Eine kurze Querung führt dann über die Randkluft zum Klettersteig. Der Übergang in den Fels kann bei geringer Schneelage für einige wohl durchaus problematisch werden, die unteren Meter im Fels sind dann über ein loses Seil zu bewältigen.

 

Die Verhältnisse waren jedoch ausgezeichnet und es ging vom Ferner direkt in den Klettersteig.

 

 

Sehr schnell gewinnt man an Höhe und steigt der Wand entlang dem Gipfel immer näher. Der Steig ist sehr gut gesichert, allerdings sollte man bei der normalerweise gut frequentierten Route immer auf Steinschlag durch vorausgehende Bergsteiger achten.

 

Immer näher kommt das Ziel!

Am Grat angekommen eröffnet sich dann auch ein schöner Tiefblick zum Eibsee mit seinen schillernden Farben.

 

Der Blick zurück über die Riffelspitzen verdeutlicht erst so richtig die Größe des Zugspitzmassifs.

 

Die letzten Höhenmeter ging es dann eine Schnerinne neben dem eigentlichen Klettersteig hinauf.

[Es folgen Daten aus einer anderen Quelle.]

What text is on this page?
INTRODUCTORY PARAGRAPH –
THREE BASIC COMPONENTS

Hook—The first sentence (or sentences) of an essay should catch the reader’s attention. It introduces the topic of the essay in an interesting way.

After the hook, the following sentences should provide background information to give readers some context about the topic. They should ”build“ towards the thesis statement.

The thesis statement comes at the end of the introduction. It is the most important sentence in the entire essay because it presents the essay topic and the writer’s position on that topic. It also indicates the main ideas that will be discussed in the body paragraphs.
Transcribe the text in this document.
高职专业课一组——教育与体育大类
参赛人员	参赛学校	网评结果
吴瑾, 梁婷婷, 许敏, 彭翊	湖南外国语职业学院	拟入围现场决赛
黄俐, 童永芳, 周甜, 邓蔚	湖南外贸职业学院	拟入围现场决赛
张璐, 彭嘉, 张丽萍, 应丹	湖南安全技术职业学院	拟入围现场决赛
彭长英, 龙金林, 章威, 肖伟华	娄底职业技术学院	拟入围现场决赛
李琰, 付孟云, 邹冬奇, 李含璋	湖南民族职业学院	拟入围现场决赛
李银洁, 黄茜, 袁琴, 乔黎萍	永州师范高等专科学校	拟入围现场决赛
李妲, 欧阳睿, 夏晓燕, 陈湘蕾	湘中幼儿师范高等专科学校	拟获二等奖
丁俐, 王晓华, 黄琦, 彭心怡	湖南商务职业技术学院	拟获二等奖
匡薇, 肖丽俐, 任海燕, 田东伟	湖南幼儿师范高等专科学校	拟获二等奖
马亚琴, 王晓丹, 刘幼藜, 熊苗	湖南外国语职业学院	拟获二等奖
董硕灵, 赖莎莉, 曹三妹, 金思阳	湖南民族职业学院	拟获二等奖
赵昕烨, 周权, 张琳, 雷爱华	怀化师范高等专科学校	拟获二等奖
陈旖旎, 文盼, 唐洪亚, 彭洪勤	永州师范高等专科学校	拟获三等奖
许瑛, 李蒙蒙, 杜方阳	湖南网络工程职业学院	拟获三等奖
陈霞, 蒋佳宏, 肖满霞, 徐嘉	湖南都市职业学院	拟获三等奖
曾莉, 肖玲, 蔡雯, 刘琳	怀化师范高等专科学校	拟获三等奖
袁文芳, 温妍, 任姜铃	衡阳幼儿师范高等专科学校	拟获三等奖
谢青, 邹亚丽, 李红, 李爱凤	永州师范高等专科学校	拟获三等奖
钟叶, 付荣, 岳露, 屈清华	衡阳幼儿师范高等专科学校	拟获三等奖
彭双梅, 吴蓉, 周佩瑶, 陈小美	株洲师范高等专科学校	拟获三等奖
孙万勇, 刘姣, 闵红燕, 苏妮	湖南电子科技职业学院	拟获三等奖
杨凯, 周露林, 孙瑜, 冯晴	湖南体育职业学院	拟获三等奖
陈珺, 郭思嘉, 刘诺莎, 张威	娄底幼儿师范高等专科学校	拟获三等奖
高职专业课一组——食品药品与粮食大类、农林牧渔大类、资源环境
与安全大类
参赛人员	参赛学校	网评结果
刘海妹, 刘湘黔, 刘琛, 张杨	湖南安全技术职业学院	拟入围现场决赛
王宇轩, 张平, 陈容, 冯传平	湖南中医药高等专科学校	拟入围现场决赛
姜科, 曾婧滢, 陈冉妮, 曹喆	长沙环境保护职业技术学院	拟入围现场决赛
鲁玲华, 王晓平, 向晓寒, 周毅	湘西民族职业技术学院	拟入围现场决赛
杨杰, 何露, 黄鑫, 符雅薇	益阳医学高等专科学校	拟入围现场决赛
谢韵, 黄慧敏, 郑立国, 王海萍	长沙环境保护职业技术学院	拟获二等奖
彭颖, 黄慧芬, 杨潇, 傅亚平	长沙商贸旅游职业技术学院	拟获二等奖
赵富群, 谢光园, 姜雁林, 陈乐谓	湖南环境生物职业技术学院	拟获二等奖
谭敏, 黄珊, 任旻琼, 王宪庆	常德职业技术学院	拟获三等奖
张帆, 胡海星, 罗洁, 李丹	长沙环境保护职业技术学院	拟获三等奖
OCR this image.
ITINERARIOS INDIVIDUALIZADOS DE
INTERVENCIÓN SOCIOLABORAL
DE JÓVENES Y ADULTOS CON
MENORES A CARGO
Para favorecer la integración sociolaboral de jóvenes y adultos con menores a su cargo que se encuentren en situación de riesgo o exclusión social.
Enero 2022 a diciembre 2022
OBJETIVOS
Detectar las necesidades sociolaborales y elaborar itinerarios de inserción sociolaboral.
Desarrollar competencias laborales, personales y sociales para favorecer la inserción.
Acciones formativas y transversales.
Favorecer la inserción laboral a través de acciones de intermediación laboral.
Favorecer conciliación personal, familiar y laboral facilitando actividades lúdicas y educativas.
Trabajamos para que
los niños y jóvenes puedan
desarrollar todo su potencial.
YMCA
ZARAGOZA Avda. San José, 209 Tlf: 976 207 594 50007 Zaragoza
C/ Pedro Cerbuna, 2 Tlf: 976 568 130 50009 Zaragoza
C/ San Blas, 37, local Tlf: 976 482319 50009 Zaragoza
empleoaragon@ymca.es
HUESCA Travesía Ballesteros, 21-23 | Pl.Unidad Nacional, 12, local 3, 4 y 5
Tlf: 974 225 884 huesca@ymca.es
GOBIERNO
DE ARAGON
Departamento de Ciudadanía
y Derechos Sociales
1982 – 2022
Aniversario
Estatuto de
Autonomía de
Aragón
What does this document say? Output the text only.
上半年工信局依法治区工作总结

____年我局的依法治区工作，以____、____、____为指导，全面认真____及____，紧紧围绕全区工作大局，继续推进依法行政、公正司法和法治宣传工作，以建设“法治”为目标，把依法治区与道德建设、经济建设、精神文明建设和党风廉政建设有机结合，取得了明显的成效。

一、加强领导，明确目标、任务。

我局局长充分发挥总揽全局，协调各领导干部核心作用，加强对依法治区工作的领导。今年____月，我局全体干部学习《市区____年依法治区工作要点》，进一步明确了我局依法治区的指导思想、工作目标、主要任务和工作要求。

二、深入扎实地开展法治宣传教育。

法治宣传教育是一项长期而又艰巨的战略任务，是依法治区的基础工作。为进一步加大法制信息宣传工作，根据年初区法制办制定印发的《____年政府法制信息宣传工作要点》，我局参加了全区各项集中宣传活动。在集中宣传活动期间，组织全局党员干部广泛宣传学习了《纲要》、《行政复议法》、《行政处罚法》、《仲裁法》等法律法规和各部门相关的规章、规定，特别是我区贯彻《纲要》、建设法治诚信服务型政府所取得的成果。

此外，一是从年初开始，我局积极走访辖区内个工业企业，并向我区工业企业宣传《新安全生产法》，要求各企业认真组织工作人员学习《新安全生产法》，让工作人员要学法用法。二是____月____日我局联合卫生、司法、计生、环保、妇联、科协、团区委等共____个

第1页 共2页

Die Seile waren hier zum Teil noch im Schnee, durch die Tritte ging es jedoch schnell voran.

 

Kurz vor dem Gipfel zweigt dann der Weg am Grat Richtung Jubiläumsgrat ab. Aber das ist ein anderer Bericht….

 

Und dann ist es endlich soweit, am höchsten Punkt Deutschlands angekommen. Das Gipfelfoto erledigt die Panoramakamera der Zugspitze 

 

Fazit:
Die Tour durchs Höllental ist sehr abwechslungsreich und auch ein Ausflug in die Höllentalklamm ist den weniger bergbegeisterten nur zu empfehlen. Wer die Zugspitze als Tagestour machen will sollte sich im Klaren sein, dass es mehr als 2000 Höhenmeter zu bewältigen gilt und auch das Wetter entsprechend stabil sein sollte.